Eine OP, die man sich also gut überlegen und auch privat organisieren muss, erst recht, wenn Kinder im Spiel sind. Die Mülheimerin war fest entschlossen: "Ich dachte, dann habe ich es hinter mir." Am Wochenende, nach ersten Berichten über den Corona-Ausbruch im Krankenhaus, kamen die Zweifel, wuchs die Angst. Was passiert mit den Kindern, wenn sie sich auf der Station infiziert? Was passiert, wenn sie in häusliche Quarantäne muss und nicht regelmäßig zur Krankengymnastik gehen kann: "Dann bleibt die Schulter vielleicht steif." Falls sie ernsthaft an Corona erkrankt, wie soll die Wunde verheilen?

Operation kurzfristig gecancelt - "nach einer schlaflosen Nacht"

Am Montag, "nach einer schlaflosen Nacht", rief sie im St. Marien-Hospital an und sagte die OP ab. Reaktion? Sie wurde schlicht von der Liste gestrichen. "Es wurde nicht hinterfragt. Ich hatte auch das Gefühl, dass ich nicht die erste war."

Tatsächlich bestätigt das St. Marien-Hospital (SMH) auf Anfrage, man verzeichne eine "Zurückhaltung von Patienten aus Angst vor einer Covid-Infektion". Allen Krankenhäusern gehe es so. Schon seit Beginn der Pandemie. "Diese Zurückhaltung hat nach den Sommermonaten generell zugenommen", so eine Krankenhaussprecherin. Sie sei riskant. Daher habe sich das Marien-Hospital auch an großen Kampagnen beteiligt: "Notfälle, Herzinfarkte, Schlaganfälle gehören ins Krankenhaus."

Krankenhaus verzeichnet keinen auffälligen Anstieg bei den OP-Absagen

Zugleich hat das SMH schon vor dem jüngsten Corona-Ausbruch betont, dass nur noch dringend notwendige Operationen durchgeführt würden, um vor allem die Intensivstation zu entlasten. Dass furchtsame Patienten von sich aus die Notbremse ziehen, verstärkt in den letzten Tagen, kann das Marien-Hospital nicht bestätigen.

"Nach Rücksprache mit allen operierenden Fachabteilungen gibt es keinen signifikanten Anstieg bei den Absagen", erklärt eine Sprecherin. Die Hygienestandards seien sehr hoch, "Krankenhäuser sind keine Infektionsherde". Das gelte unverändert.

Im Evangelischen Krankenhaus sind Sprechstunden leerer

Eine gewisse Zurückhaltung auf Seiten der Patienten beobachtet auch das Evangelische Krankenhaus (EKM). So seien die Sprechstunden etwas leerer. „Absagen von vereinbarten OPs oder Behandlungen sind - bislang jedenfalls - Ausnahmen", so eine EKM-Sprecherin. Vereinzelt habe es Rückzieher in der Handchirurgie gegeben, "die aus medizinischer Sicht unkritisch waren".

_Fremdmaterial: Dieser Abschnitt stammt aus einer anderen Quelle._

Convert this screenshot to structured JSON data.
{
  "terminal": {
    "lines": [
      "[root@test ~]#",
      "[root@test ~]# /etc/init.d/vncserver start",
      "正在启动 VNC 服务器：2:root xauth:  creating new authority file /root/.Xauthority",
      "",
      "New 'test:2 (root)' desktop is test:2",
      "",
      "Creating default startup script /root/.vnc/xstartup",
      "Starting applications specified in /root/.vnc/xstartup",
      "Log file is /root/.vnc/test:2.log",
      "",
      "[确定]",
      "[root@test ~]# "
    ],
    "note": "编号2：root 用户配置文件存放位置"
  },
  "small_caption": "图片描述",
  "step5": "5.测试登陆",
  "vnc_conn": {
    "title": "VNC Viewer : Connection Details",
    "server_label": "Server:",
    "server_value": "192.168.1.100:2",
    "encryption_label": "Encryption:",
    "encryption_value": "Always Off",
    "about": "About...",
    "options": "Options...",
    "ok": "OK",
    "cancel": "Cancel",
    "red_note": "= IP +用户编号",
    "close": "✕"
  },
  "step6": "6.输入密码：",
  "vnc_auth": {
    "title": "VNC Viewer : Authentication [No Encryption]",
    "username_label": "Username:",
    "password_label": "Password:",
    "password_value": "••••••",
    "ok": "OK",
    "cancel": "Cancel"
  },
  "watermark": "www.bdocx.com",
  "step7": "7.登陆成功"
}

Die Patientin mit der schmerzenden Schulter wirkt jedenfalls erleichtert, jetzt, wo der Termin gestrichen ist. "Ich habe für mich entschieden, das ist keine lebensnotwendige Geschichte." Die Operation will sie verschieben in die Osterzeit. Erst mal...

+++ APPELL: NÖTIGE BEHANDLUNGEN NICHT VERSCHIEBEN +++

Beide Mülheimer Krankenhäuser appellieren an die Patienten, keine notwendigen Behandlungen aus Angst vor einer Corona-Infektion zu verschieben. Weder stationär noch ambulant.

Auch Vorsorgeuntersuchungen sollten wahrgenommen werden.